Altria Group’s share price is in a downward trend for the last few years for a number of reasons:
- Cigarette sales are slowing. It is somewhat offset by increasing prices of cigarettes but the revenue was declining slightly for the last few years;
- Regulation and prohibitions on nicotine and vaping products is increasing in the U.S;
- Recent acquisitions of 45% stake in Cronos Group and 35% stake in Juul labs significantly increased company’s debt levels. On the other hand, those acquisitions should provide some sales growth;
- Recent surge of ESG investing shows a trend of many funds avoiding investing to sin stocks.
There are quite a few things I like about the company, though. First of all, it is a dividend aristocrat, having raised their dividend for 50 years in a row (CORRECTION: Different sources show different information. It seems that MO actually raised their dividends for 21 years, if we exclude the split from Phillip Morris in 2008 when the dividend was also reduced). Furthermore, their current dividend yield of more than 7% is very attractive. Also, company has a modest stake (near-10%) in alcohol giant Anheuser-Busch InBev. Finally, Altria has a big moat in many industries in the US:
- ~50% share of cigarettes market;
- The Copenhagen and Skoal brands of smokeless tobacco control half of their market;
- Juul Labs has a 75% share of the electronic cigarette market and MO controls a third of the company;
- It recently began selling the top-selling heated tobacco device, IQOS (Phillip Morris (PMI) is currently licensing the IQOS technology to Altria).
These are company’s fundamentals at my purchase price:
- P/E (TTM): 49.33 (was 13.93 last month)

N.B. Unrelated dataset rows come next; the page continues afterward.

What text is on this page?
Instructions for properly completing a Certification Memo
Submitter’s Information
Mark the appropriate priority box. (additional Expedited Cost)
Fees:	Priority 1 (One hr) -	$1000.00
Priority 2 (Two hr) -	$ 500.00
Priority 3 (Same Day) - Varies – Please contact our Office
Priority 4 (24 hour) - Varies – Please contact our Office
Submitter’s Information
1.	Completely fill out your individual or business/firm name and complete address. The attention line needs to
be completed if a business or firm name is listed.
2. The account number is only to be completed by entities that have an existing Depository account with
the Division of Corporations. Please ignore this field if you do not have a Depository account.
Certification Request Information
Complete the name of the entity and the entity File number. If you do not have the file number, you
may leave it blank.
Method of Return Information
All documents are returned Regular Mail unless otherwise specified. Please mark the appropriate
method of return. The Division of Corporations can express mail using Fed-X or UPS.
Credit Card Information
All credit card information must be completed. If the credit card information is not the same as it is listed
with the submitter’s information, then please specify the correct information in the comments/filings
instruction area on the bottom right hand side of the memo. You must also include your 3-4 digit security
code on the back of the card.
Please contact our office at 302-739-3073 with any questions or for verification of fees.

- Forward P/E: 11.39 (was 11.18)
- Dividend Yield: 7.25% (was 7.19%)
- Payout Ratio: 357% (was 100%)
- Net Debt/EBITDA: 2.44
- Market Cap: $90.3B
Since my latest purchase, there were some news with Altria and the ratios are quite different, compared to how they looked last month.
In short, Altria purchased a 35% stake in e-cigarette maker Juul last year for $12.8 billion. During their latest quarterly report, they wrote down its investment by $4.5 billion. This in paper created a loss for the company for the first time since at least 1993. This investment is not turning out well for Altria, as I keep hearing in the news that Juul is being sued by various jurisdictions in US.
On the 11th of November, I bought two shares of the company at $46.37/share for a total of $92.74:
This purchase adds $5.71 to my net forward annual dividend income. I now own 4 shares of Altria Group. As with JNJ, I am planning to build up this position in my portfolio, if the price stays attractive.
To sum up, those small buys added $8.94 to my forward annual dividend income. My investments slowed down recently but I am trying to add when I can because every dollar counts in this journey.